LA CONFIANCE EN SOI

Les 4 étages de la confiance en soi construite dès l’enfance
Extrait de l'article : https://apprendreaeduquer.fr/les-4-etages-confiance-en-soi/

Selon Isabelle Filliozat, le terme de “confiance en soi” recouvre quatre dimensions qui se construisent les unes après les autres au cours de notre développement. C’est pour cette raison qu’elle les nomme “étages” dans son livre Fais-toi confiance :

  1. Le sentiment de sécurité intérieure

  2. La confiance en sa propre personne

  3. La confiance en ses compétences

  4. La confiance relationnelle
     

1. Le sentiment de sécurité intérieure (ou confiance de base)

La confiance de base se nourrit de touchers dans les bras des parents au cours de la première année. Ce sont les regards, les câlins, les baisers qui donnent la sensation d’être solide et protégé.

2. La confiance en sa propre personne, en ses désirs, en ses besoins

Entre 18 mois et 2 ans, les enfants entrent dans la période du non. L’enfant s’oppose, développe sa propre personnalité, veut devenir une personne séparée de ses parents et cherche à se définir : qu’est-ce qui est MOI ?

Quand les parents respectent les désirs, les besoins, les sensations, les émotions, les choix, les jugements de leurs enfants, ils participent à renforcer la confiance en sa propre personne de l’enfant.

Avoir confiance en sa propre personne signifie avoir confiance en ses propres sensations, émotions, sentiments et pensée. Pour ce faire, l’enfant a besoin du regard bienveillant de ses parents qui l’autorisent à être lui-même et différent d’eux. Quand les parents regardent l’enfant et le respectent (son corps, ses droits, son territoire, ses possessions même si ce ne sont que des marrons ramassés au parc), l’enfant peut exister pour lui-même.

3. La confiance en ses compétences

A partir de trois ou quatre ans, l’enfant part à l’exploration du monde et veut faire des choses tout seul. Pour construire la confiance en ses compétences, l’enfant a besoin :

  • d’être autorisé à explorer, toucher, échouer, tomber, recommencer, se relever seul

  • de soutien face aux difficultés

  • d’encouragements et de respect de ses productions (dessins, peintures, pâte à modeler…),

  • de responsabilités, de missions (comme acheter le pain seul, choisir les fruits lors des courses, nourrir le chien…),

  • d’être consulté et que cet avis soit respecté autant que possible pour asseoir leur confiance en eux.

4. La confiance relationnelle

Plus tard, au sein de la fratrie, à l’école, lors d’activités extra-scolaires, l’enfant se confronte à d’autres enfants, rencontre des camarades, se fait des amis.

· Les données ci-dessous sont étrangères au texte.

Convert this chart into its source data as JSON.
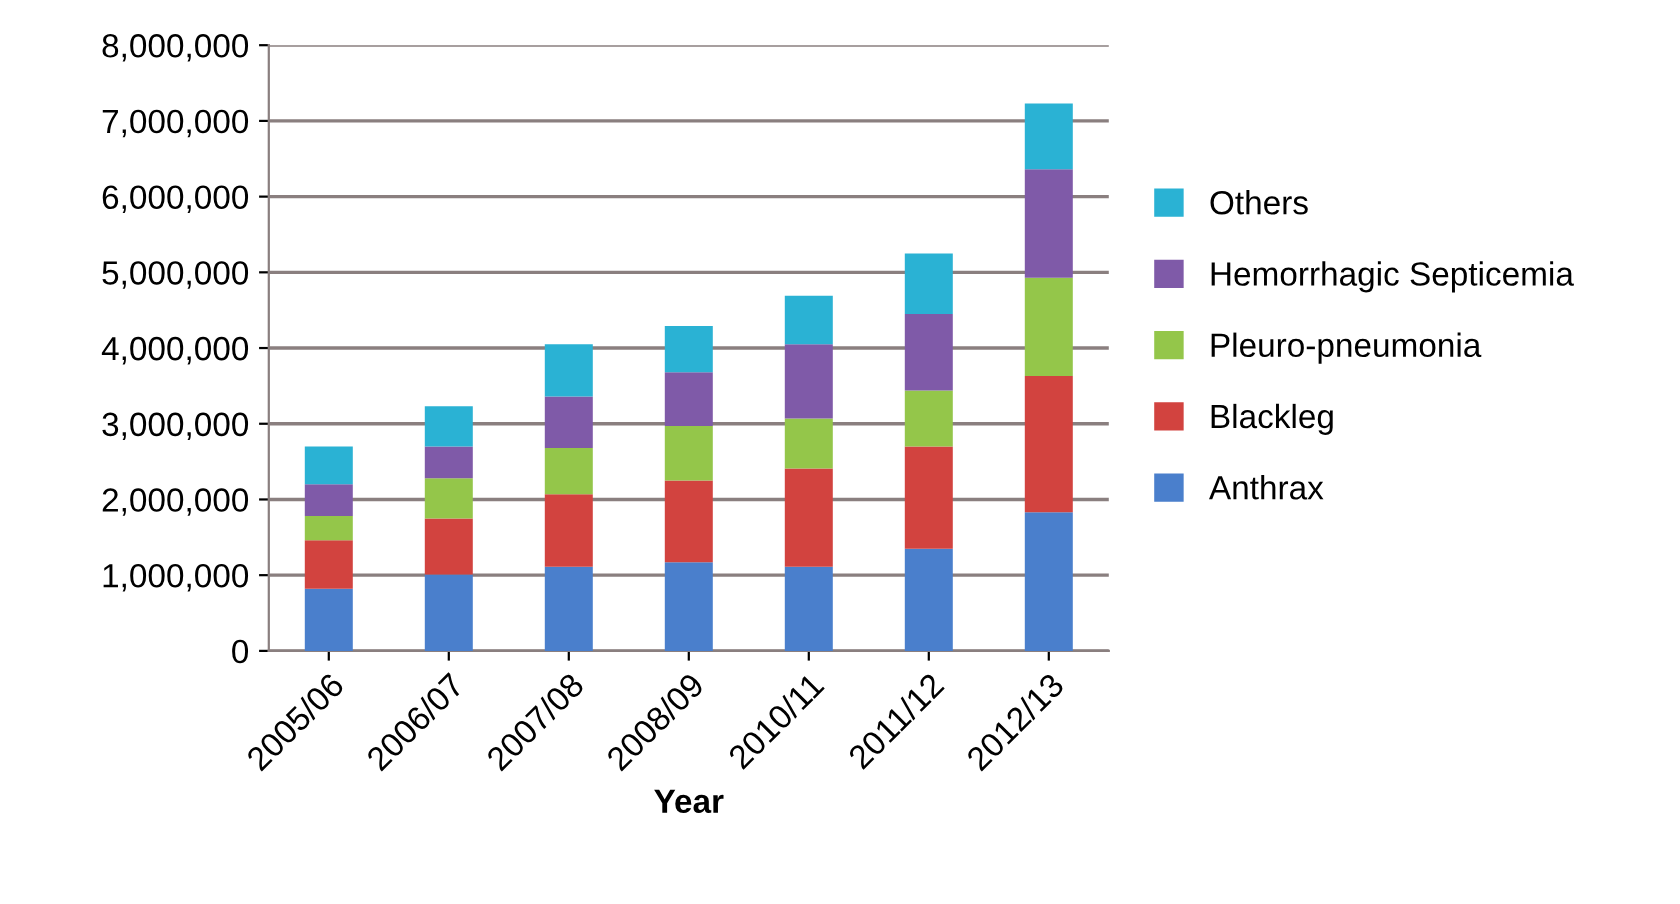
{
  "chart_data": {
    "type": "bar",
    "stacked": true,
    "xlabel": "Year",
    "categories": [
      "2005/06",
      "2006/07",
      "2007/08",
      "2008/09",
      "2010/11",
      "2011/12",
      "2012/13"
    ],
    "series": [
      {
        "name": "Anthrax",
        "color": "#4a7fcc",
        "values": [
          820000,
          1010000,
          1110000,
          1170000,
          1110000,
          1350000,
          1830000
        ]
      },
      {
        "name": "Blackleg",
        "color": "#d2433f",
        "values": [
          640000,
          740000,
          960000,
          1080000,
          1300000,
          1350000,
          1800000
        ]
      },
      {
        "name": "Pleuro-pneumonia",
        "color": "#94c64a",
        "values": [
          320000,
          530000,
          610000,
          720000,
          660000,
          740000,
          1300000
        ]
      },
      {
        "name": "Hemorrhagic Septicemia",
        "color": "#7f5aa8",
        "values": [
          420000,
          420000,
          680000,
          710000,
          980000,
          1010000,
          1430000
        ]
      },
      {
        "name": "Others",
        "color": "#2ab2d4",
        "values": [
          500000,
          530000,
          690000,
          610000,
          640000,
          800000,
          870000
        ]
      }
    ],
    "ylim": [
      0,
      8000000
    ],
    "yticks": [
      {
        "value": 0,
        "label": "0"
      },
      {
        "value": 1000000,
        "label": "1,000,000"
      },
      {
        "value": 2000000,
        "label": "2,000,000"
      },
      {
        "value": 3000000,
        "label": "3,000,000"
      },
      {
        "value": 4000000,
        "label": "4,000,000"
      },
      {
        "value": 5000000,
        "label": "5,000,000"
      },
      {
        "value": 6000000,
        "label": "6,000,000"
      },
      {
        "value": 7000000,
        "label": "7,000,000"
      },
      {
        "value": 8000000,
        "label": "8,000,000"
      }
    ],
    "grid": "y",
    "legend": "right"
  }
}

Les relations avec les pairs (frères et sœurs, camarades de classe…) peuvent influencer grandement la confiance relationnelle des enfants. Un enfant moqué, rejeté, humilié par ses frères et sœurs, bizuté ou racketté à l’école sera plus facilement en déficit de confiance relationnelle.

Les parents peuvent aider les enfants :

  • en leur apprenant à identifier les sentiments et émotions des autres

“Qu’est-ce que ton copain a ressenti quand tu lui as dit que tu ne voulais plus le voir ? Imagine ce que tu ressentirais si tu étais à sa place.”,

 

  • en leur faisant observer la manière dont les autres s’y prennent pour faire ce qu’ils ne savent pas faire

Postures, ton de la voix, mimiques, gestes, paroles…

 

  • en leur apprenant à envoyer des “flèches verbales” non violentes car on n’embête pas un enfant qui sait aussi bien se défendre
     

LA PRISE EN CHARGE EN SOPHROLOGIE

Au fil des séances la personne acquiert une meilleure estime de soi, une meilleure confiance en ses capacités. Elle développe également une plus grande force intérieure en apprenant à gérer ses émotions.

Elle apprend à se respecter et à se faire respecter en approfondissant la connaissance de qui elle est vraiment.